Signs of Life: Autumn Equinox, 2008

The first day of autumn, as well as the birthday of Bilbo and Frodo. Earlier incarnations of this project were marked by prolonged periods of inactivity, which were often broken only by the changing seasons. I'm pleased to know that - thus far, at least - this latest attempt has been plagued by such an affliction to a much lesser degree. I still haven't been able to spend the time on posting that I would like to, but have attempted to make brief appearances with relative frequency. A few posts have been incubating over the last few weeks: another session report, a few thoughts on a Neal Stephenson appearance I recently attended, and vague plans for a post on adventure playgrounds. Hopefully they'll all soon see the light of day.

Sunday, September 14, 2008

Session Report 1.9.08: Diplomacy

Patrick, Michael, Mikey, Franco, Tom and I spent the lion's share of our Labor Day playing Michael's copy of Diplomacy. It's only in the last couple of years that I've become really enthusiastic about board games, and so there are quite a few classic games, Diplomacy included, that I've never had a chance to play. Having finished a game, I can easily say that it's an excellent design, and I enjoyed playing it a great deal - though not without a few caveats.

Within the first two or three turns, the game's appeal had become clear. I realize that this is a kind of strange comparison, but the tone of the game almost reminded me of something like Werewolf or Mafia, in that a very light rule set provides the framework for some very rich social interaction. Naturally, that means that the quality of one's game depends even more than usual on the other players. Luckily, we all seemed to be enjoying ourselves a great deal, and more than willing to throw ourselves into the game.

Well, most of us seemed to be enjoying ourselves. Patrick was put into a pretty tough position early on, and eliminated from the game about halfway through. That might not have been much of a problem in a shorter game, but this meant that he spent hours sitting out while the rest of us finished playing. Of course, Diplomacy is from a time when player elimination was par for the course, and Michael later said that usually more than one player will be eliminated, so that at least no one would be killing time alone. Still, even the possibility that a player could be shut out for so long is pretty big shortcoming for me these days.

Mechanically, of course, Diplomacy is the progenitor of a lot of what we enjoyed about A Game of Thrones - particularly in its emphasis on negotiation and its secret and simultaneous issuing of orders. I don't know if it was the lack of other rules, or the formal negotiation phase, or perhaps the significantly longer playtime, but I felt like Diplomacy was a lot more conducive than AGoT in creating those meta-interactions. Our game lasted about six hours, which is a lot longer than I can generally play a single game and about an hour longer than I would've liked, but there's definitely something to be said for seeing one's plans slowly unfold over such a long period.

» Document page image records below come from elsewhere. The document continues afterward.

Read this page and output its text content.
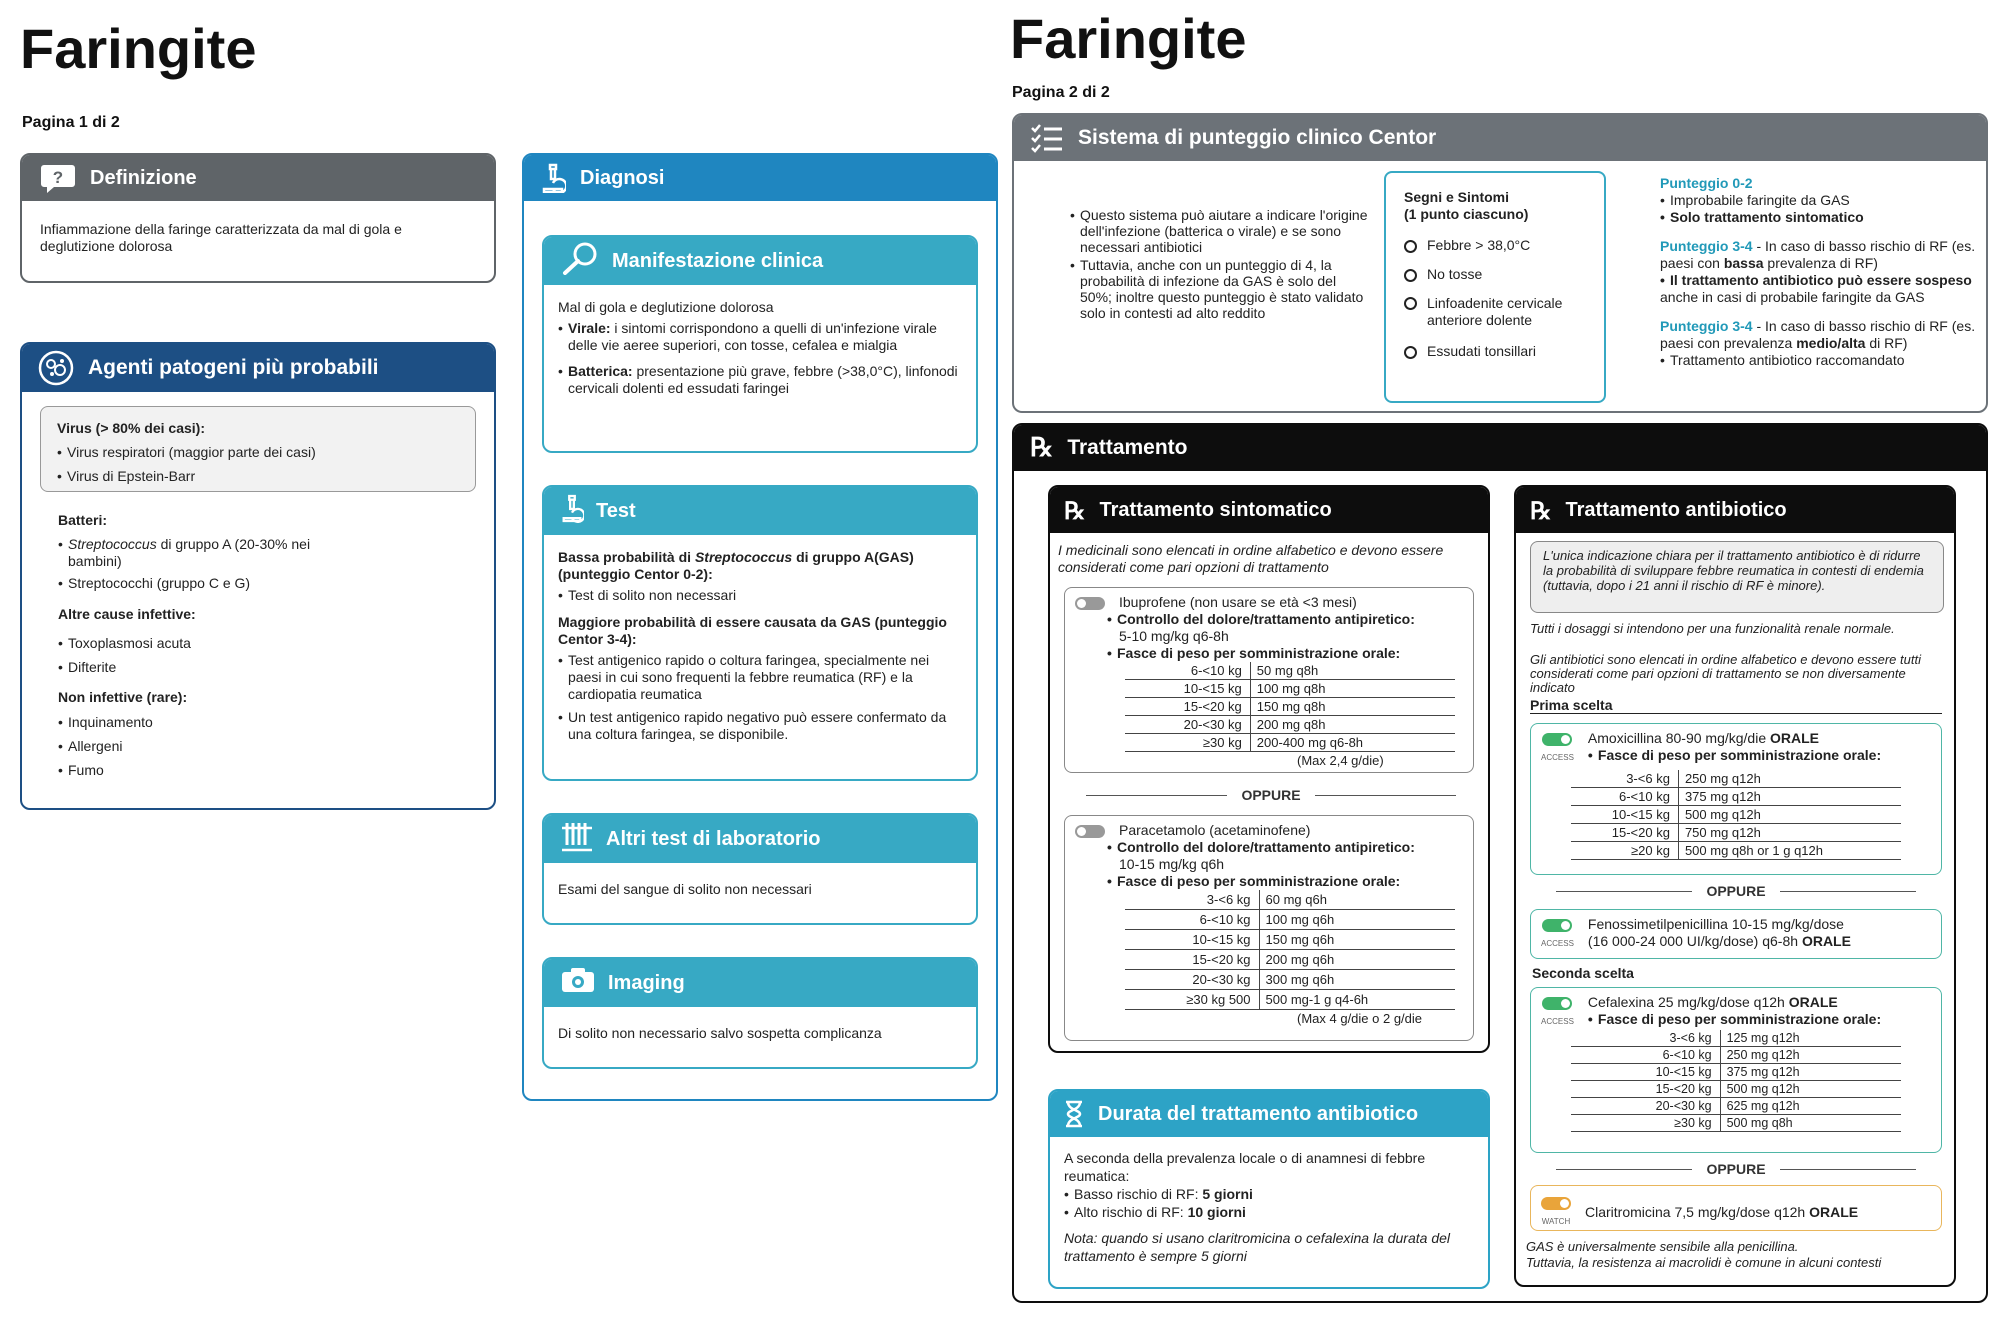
Faringite
Pagina 1 di 2
? Definizione
Infiammazione della faringe caratterizzata da mal di gola e deglutizione dolorosa
Agenti patogeni più probabili
Virus (> 80% dei casi):
• Virus respiratori (maggior parte dei casi)
• Virus di Epstein-Barr
Batteri:
• Streptococcus di gruppo A (20-30% nei bambini)
• Streptococchi (gruppo C e G)
Altre cause infettive:
• Toxoplasmosi acuta
• Difterite
Non infettive (rare):
• Inquinamento
• Allergeni
• Fumo
Diagnosi
Manifestazione clinica
Mal di gola e deglutizione dolorosa
• Virale: i sintomi corrispondono a quelli di un'infezione virale delle vie aeree superiori, con tosse, cefalea e mialgia
• Batterica: presentazione più grave, febbre (>38,0°C), linfonodi cervicali dolenti ed essudati faringei
Test
Bassa probabilità di Streptococcus di gruppo A(GAS) (punteggio Centor 0-2):
• Test di solito non necessari
Maggiore probabilità di essere causata da GAS (punteggio Centor 3-4):
• Test antigenico rapido o coltura faringea, specialmente nei paesi in cui sono frequenti la febbre reumatica (RF) e la cardiopatia reumatica
• Un test antigenico rapido negativo può essere confermato da una coltura faringea, se disponibile.
Altri test di laboratorio
Esami del sangue di solito non necessari
Imaging
Di solito non necessario salvo sospetta complicanza
Faringite
Pagina 2 di 2
Sistema di punteggio clinico Centor
• Questo sistema può aiutare a indicare l'origine dell'infezione (batterica o virale) e se sono necessari antibiotici
• Tuttavia, anche con un punteggio di 4, la probabilità di infezione da GAS è solo del 50%; inoltre questo punteggio è stato validato solo in contesti ad alto reddito
Segni e Sintomi
(1 punto ciascuno)
Febbre > 38,0°C
No tosse
Linfoadenite cervicale anteriore dolente
Essudati tonsillari
Punteggio 0-2
• Improbabile faringite da GAS
• Solo trattamento sintomatico
Punteggio 3-4 - In caso di basso rischio di RF (es. paesi con bassa prevalenza di RF)
• Il trattamento antibiotico può essere sospeso
anche in casi di probabile faringite da GAS
Punteggio 3-4 - In caso di basso rischio di RF (es. paesi con prevalenza medio/alta di RF)
• Trattamento antibiotico raccomandato
℞ Trattamento
℞ Trattamento sintomatico
I medicinali sono elencati in ordine alfabetico e devono essere considerati come pari opzioni di trattamento
Ibuprofene (non usare se età <3 mesi)
• Controllo del dolore/trattamento antipiretico:
5-10 mg/kg q6-8h
• Fasce di peso per somministrazione orale:
6-<10 kg	50 mg q8h
10-<15 kg	100 mg q8h
15-<20 kg	150 mg q8h
20-<30 kg	200 mg q8h
≥30 kg	200-400 mg q6-8h
(Max 2,4 g/die)
OPPURE
Paracetamolo (acetaminofene)
• Controllo del dolore/trattamento antipiretico:
10-15 mg/kg q6h
• Fasce di peso per somministrazione orale:
3-<6 kg	60 mg q6h
6-<10 kg	100 mg q6h
10-<15 kg	150 mg q6h
15-<20 kg	200 mg q6h
20-<30 kg	300 mg q6h
≥30 kg 500	500 mg-1 g q4-6h
(Max 4 g/die o 2 g/die
Durata del trattamento antibiotico
A seconda della prevalenza locale o di anamnesi di febbre reumatica:
• Basso rischio di RF: 5 giorni
• Alto rischio di RF: 10 giorni
Nota: quando si usano claritromicina o cefalexina la durata del trattamento è sempre 5 giorni
℞ Trattamento antibiotico
L'unica indicazione chiara per il trattamento antibiotico è di ridurre la probabilità di sviluppare febbre reumatica in contesti di endemia (tuttavia, dopo i 21 anni il rischio di RF è minore).
Tutti i dosaggi si intendono per una funzionalità renale normale.
Gli antibiotici sono elencati in ordine alfabetico e devono essere tutti considerati come pari opzioni di trattamento se non diversamente indicato
Prima scelta
ACCESS
Amoxicillina 80-90 mg/kg/die ORALE
• Fasce di peso per somministrazione orale:
3-<6 kg	250 mg q12h
6-<10 kg	375 mg q12h
10-<15 kg	500 mg q12h
15-<20 kg	750 mg q12h
≥20 kg	500 mg q8h or 1 g q12h
OPPURE
ACCESS
Fenossimetilpenicillina 10-15 mg/kg/dose
(16 000-24 000 UI/kg/dose) q6-8h ORALE
Seconda scelta
ACCESS
Cefalexina 25 mg/kg/dose q12h ORALE
• Fasce di peso per somministrazione orale:
3-<6 kg	125 mg q12h
6-<10 kg	250 mg q12h
10-<15 kg	375 mg q12h
15-<20 kg	500 mg q12h
20-<30 kg	625 mg q12h
≥30 kg	500 mg q8h
OPPURE
WATCH
Claritromicina 7,5 mg/kg/dose q12h ORALE
GAS è universalmente sensibile alla penicillina.
Tuttavia, la resistenza ai macrolidi è comune in alcuni contesti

Overall, I thought Diplomacy was great. It more than deserves its classic status. At the same time, the anachronisms of its design and the fact that it's such a time investment mean that I can't really see playing it all that often. When I do have a chance to play, though, I don't doubt that I'll enjoy it immensely.

Monday, September 01, 2008

Ten-Year Letter

My ten-year high school reunion was a few weeks ago. I didn't attend, but I have to admit to a little morbid fascination with it. Most of my close friends from back then are actually still my close friends, and I'm in touch with a few other people that I knew, but there are others I think about from time to time... I suppose this is all just another symptom of my preoccupation with the past, and with how we connect with others. I frequently find myself wondering what's become of friends whose lives are no longer in the same place as mine.

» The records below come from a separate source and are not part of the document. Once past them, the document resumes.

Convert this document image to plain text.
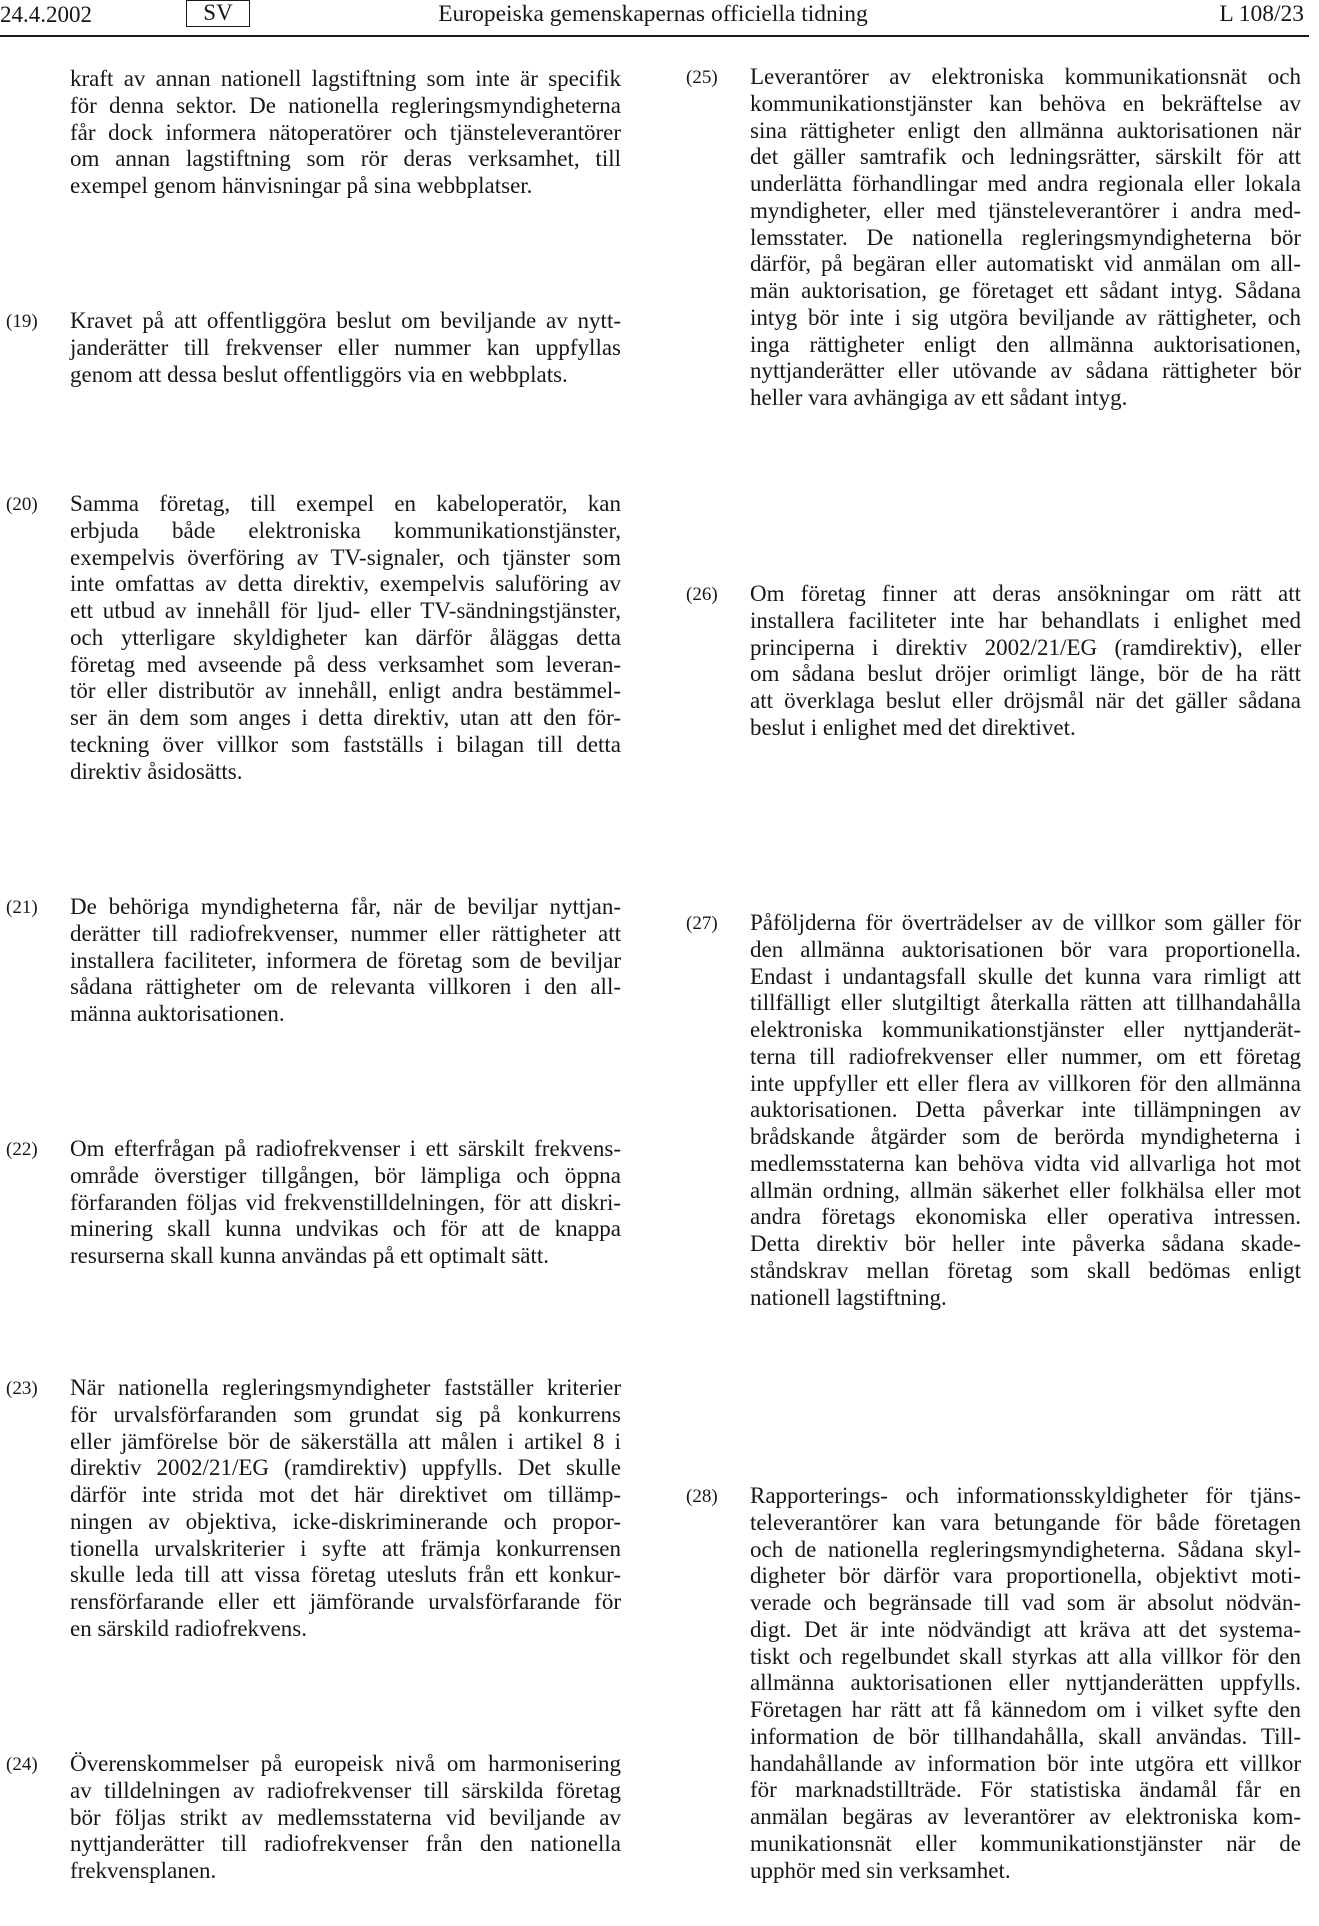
24.4.2002	SV	Europeiska gemenskapernas officiella tidning	L 108/23
kraft av annan nationell lagstiftning som inte är specifik
för denna sektor. De nationella regleringsmyndigheterna
får dock informera nätoperatörer och tjänsteleverantörer
om annan lagstiftning som rör deras verksamhet, till
exempel genom hänvisningar på sina webbplatser.
(19) Kravet på att offentliggöra beslut om beviljande av nytt-
janderätter till frekvenser eller nummer kan uppfyllas
genom att dessa beslut offentliggörs via en webbplats.
(20) Samma företag, till exempel en kabeloperatör, kan
erbjuda både elektroniska kommunikationstjänster,
exempelvis överföring av TV-signaler, och tjänster som
inte omfattas av detta direktiv, exempelvis saluföring av
ett utbud av innehåll för ljud- eller TV-sändningstjänster,
och ytterligare skyldigheter kan därför åläggas detta
företag med avseende på dess verksamhet som leveran-
tör eller distributör av innehåll, enligt andra bestämmel-
ser än dem som anges i detta direktiv, utan att den för-
teckning över villkor som fastställs i bilagan till detta
direktiv åsidosätts.
(21) De behöriga myndigheterna får, när de beviljar nyttjan-
derätter till radiofrekvenser, nummer eller rättigheter att
installera faciliteter, informera de företag som de beviljar
sådana rättigheter om de relevanta villkoren i den all-
männa auktorisationen.
(22) Om efterfrågan på radiofrekvenser i ett särskilt frekvens-
område överstiger tillgången, bör lämpliga och öppna
förfaranden följas vid frekvenstilldelningen, för att diskri-
minering skall kunna undvikas och för att de knappa
resurserna skall kunna användas på ett optimalt sätt.
(23) När nationella regleringsmyndigheter fastställer kriterier
för urvalsförfaranden som grundat sig på konkurrens
eller jämförelse bör de säkerställa att målen i artikel 8 i
direktiv 2002/21/EG (ramdirektiv) uppfylls. Det skulle
därför inte strida mot det här direktivet om tillämp-
ningen av objektiva, icke-diskriminerande och propor-
tionella urvalskriterier i syfte att främja konkurrensen
skulle leda till att vissa företag utesluts från ett konkur-
rensförfarande eller ett jämförande urvalsförfarande för
en särskild radiofrekvens.
(24) Överenskommelser på europeisk nivå om harmonisering
av tilldelningen av radiofrekvenser till särskilda företag
bör följas strikt av medlemsstaterna vid beviljande av
nyttjanderätter till radiofrekvenser från den nationella
frekvensplanen.
(25) Leverantörer av elektroniska kommunikationsnät och
kommunikationstjänster kan behöva en bekräftelse av
sina rättigheter enligt den allmänna auktorisationen när
det gäller samtrafik och ledningsrätter, särskilt för att
underlätta förhandlingar med andra regionala eller lokala
myndigheter, eller med tjänsteleverantörer i andra med-
lemsstater. De nationella regleringsmyndigheterna bör
därför, på begäran eller automatiskt vid anmälan om all-
män auktorisation, ge företaget ett sådant intyg. Sådana
intyg bör inte i sig utgöra beviljande av rättigheter, och
inga rättigheter enligt den allmänna auktorisationen,
nyttjanderätter eller utövande av sådana rättigheter bör
heller vara avhängiga av ett sådant intyg.
(26) Om företag finner att deras ansökningar om rätt att
installera faciliteter inte har behandlats i enlighet med
principerna i direktiv 2002/21/EG (ramdirektiv), eller
om sådana beslut dröjer orimligt länge, bör de ha rätt
att överklaga beslut eller dröjsmål när det gäller sådana
beslut i enlighet med det direktivet.
(27) Påföljderna för överträdelser av de villkor som gäller för
den allmänna auktorisationen bör vara proportionella.
Endast i undantagsfall skulle det kunna vara rimligt att
tillfälligt eller slutgiltigt återkalla rätten att tillhandahålla
elektroniska kommunikationstjänster eller nyttjanderät-
terna till radiofrekvenser eller nummer, om ett företag
inte uppfyller ett eller flera av villkoren för den allmänna
auktorisationen. Detta påverkar inte tillämpningen av
brådskande åtgärder som de berörda myndigheterna i
medlemsstaterna kan behöva vidta vid allvarliga hot mot
allmän ordning, allmän säkerhet eller folkhälsa eller mot
andra företags ekonomiska eller operativa intressen.
Detta direktiv bör heller inte påverka sådana skade-
ståndskrav mellan företag som skall bedömas enligt
nationell lagstiftning.
(28) Rapporterings- och informationsskyldigheter för tjäns-
televerantörer kan vara betungande för både företagen
och de nationella regleringsmyndigheterna. Sådana skyl-
digheter bör därför vara proportionella, objektivt moti-
verade och begränsade till vad som är absolut nödvän-
digt. Det är inte nödvändigt att kräva att det systema-
tiskt och regelbundet skall styrkas att alla villkor för den
allmänna auktorisationen eller nyttjanderätten uppfylls.
Företagen har rätt att få kännedom om i vilket syfte den
information de bör tillhandahålla, skall användas. Till-
handahållande av information bör inte utgöra ett villkor
för marknadstillträde. För statistiska ändamål får en
anmälan begäras av leverantörer av elektroniska kom-
munikationsnät eller kommunikationstjänster när de
upphör med sin verksamhet.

On the last day of my senior year, my English teacher had each person in my class write a letter, a letter that would be sent to us in ten years, a chance to talk about where we were coming from and to speculate as to where we would be. A few months ago, I remembered that my letter was coming, but couldn't remember at all what I'd written. It was with a mixture of curiosity and dread that I received it a few days ago.

Surprisingly enough, there's nothing in it that I can really bring myself to be embarrassed about. In some ways, perhaps I've changed quite a bit in the last ten years, but the same things are still important to me. The letter is brief, but the things I was concerned with then are still with me. They're things that I don't think I'll ever entirely feel at peace with. This is how it ends:

"My name is Harry. I'm pretty lazy, but I've got big dreams. I like sad songs and walking in the rain and talking late. I get big dumb crushes and enjoy them for what they are, most of the time. I don't live enough. When I say I love my friends, I mean it. I would rather hug someone than shake their hand. Sometimes I feel incredibly lonely, but everyone does. The thing that frightens me the most is the idea that life means nothing. I want my time to count for something."